My art is inspired by the natural world around me in the beautiful North Devon biosphere reserve with its unspoilt landscapes and dramatic coastline. I am inspired by the history and historical buildings of the area as well as the incredible and forever changing huge skies and breathtaking glimpses of meteorological phenomena. I am inspired by the diverse and wonderful flora and fauna of the North Devon countryside which is reflected in my paintings and stone sculpture.
What will you do during your residency at Bucks Mills Cabin?
I will be producing a body of work capturing the village of Bucks Mills, the local coastline, woodlands and the Artists Cabin using various mediums, watercolour, acrylic, oils and also natural pigments such as Bideford Black and any other earth pigments I can source from the location. I plan to incorporate these natural pigments and use natural watercourses in all my work to give my paintings a sense of place. I intend to be painting both in the cabin and on location around the Bucks Mills area.
How has Bucks Mills Cabin inspired your work? What makes this place special?
As with the Cabins original occupants I am inspired by the dramatic location and endless opportunities for paintings. I feel that by painting at the cabin I am in some way continuing the work and love of the location sadly cut short after Judith Ackland passed away in 1971. This place is special in so many ways, its stunning location, its history, its peacefulness and its ability to inspire so much creativity for so many years.
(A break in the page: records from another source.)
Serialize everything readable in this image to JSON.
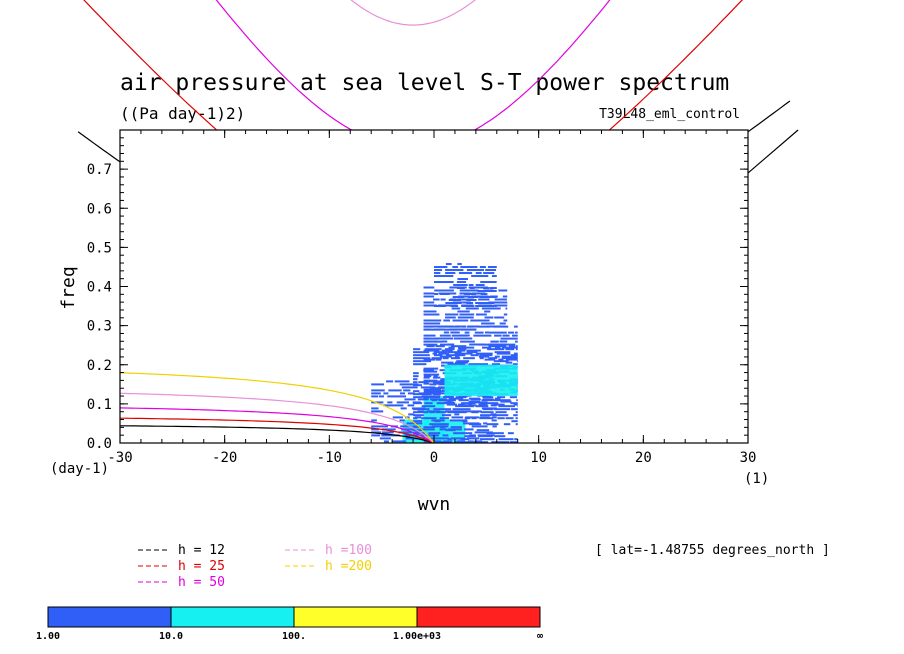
{
  "chart_data": {
    "type": "heatmap",
    "title": "air pressure at sea level S-T power spectrum",
    "units": "((Pa day-1)2)",
    "run_label": "T39L48_eml_control",
    "xlabel": "wvn",
    "ylabel": "freq",
    "x_unit_label": "(1)",
    "y_unit_label": "(day-1)",
    "xlim": [
      -30,
      30
    ],
    "ylim": [
      0.0,
      0.8
    ],
    "x_ticks": [
      "-30",
      "-20",
      "-10",
      "0",
      "10",
      "20",
      "30"
    ],
    "y_ticks": [
      "0.0",
      "0.1",
      "0.2",
      "0.3",
      "0.4",
      "0.5",
      "0.6",
      "0.7"
    ],
    "location_note": "[ lat=-1.48755 degrees_north ]",
    "colorbar": {
      "levels": [
        "1.00",
        "10.0",
        "100.",
        "1.00e+03",
        "∞"
      ],
      "colors": [
        "#2f5ff7",
        "#16f0f0",
        "#ffff2a",
        "#ff2020"
      ]
    },
    "dispersion_curves": [
      {
        "name": "h = 12",
        "color": "#000000",
        "equivalent_depth_m": 12
      },
      {
        "name": "h = 25",
        "color": "#e00000",
        "equivalent_depth_m": 25
      },
      {
        "name": "h = 50",
        "color": "#e000e0",
        "equivalent_depth_m": 50
      },
      {
        "name": "h =100",
        "color": "#e890d8",
        "equivalent_depth_m": 100
      },
      {
        "name": "h =200",
        "color": "#f0d000",
        "equivalent_depth_m": 200
      }
    ],
    "spectral_blocks": [
      {
        "x": [
          -1,
          1
        ],
        "y": [
          0.0,
          0.12
        ],
        "level": 2
      },
      {
        "x": [
          -0.5,
          0.5
        ],
        "y": [
          0.0,
          0.06
        ],
        "level": 3
      },
      {
        "x": [
          -0.3,
          0.3
        ],
        "y": [
          0.0,
          0.02
        ],
        "level": 4
      },
      {
        "x": [
          -3,
          3
        ],
        "y": [
          0.0,
          0.06
        ],
        "level": 2
      },
      {
        "x": [
          -6,
          6
        ],
        "y": [
          0.0,
          0.16
        ],
        "level": 1
      },
      {
        "x": [
          -2,
          8
        ],
        "y": [
          0.0,
          0.25
        ],
        "level": 1
      },
      {
        "x": [
          -1,
          8
        ],
        "y": [
          0.1,
          0.3
        ],
        "level": 1
      },
      {
        "x": [
          -1,
          7
        ],
        "y": [
          0.25,
          0.4
        ],
        "level": 1
      },
      {
        "x": [
          0,
          6
        ],
        "y": [
          0.35,
          0.46
        ],
        "level": 1
      },
      {
        "x": [
          1,
          8
        ],
        "y": [
          0.12,
          0.2
        ],
        "level": 2
      }
    ]
  }
}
It’s a little time capsule that’s so evocative it cannot fail to inspire any artist.
Are there any other National Trust places that have inspired you?
At a time of much uncertainty in my working life I made a visit to Overbeck’s in Salcombe where I was inspired by a local artist and it’s where I made a life changing decision to follow my heart and become a full time artist and sculptor.
What advice would you give to someone wanting to paint or illustrate?
My advice to any aspiring artist is to just simply have a go, keep at it and don’t be put off by critics. The more you paint the free’r your art will become and your style will start to show through. Paint what you enjoy and don’t get bogged down with selling and exhibiting. If you’re not painting for yourself then you’re not putting yourself into your painting and above all just enjoy it, the rest will follow.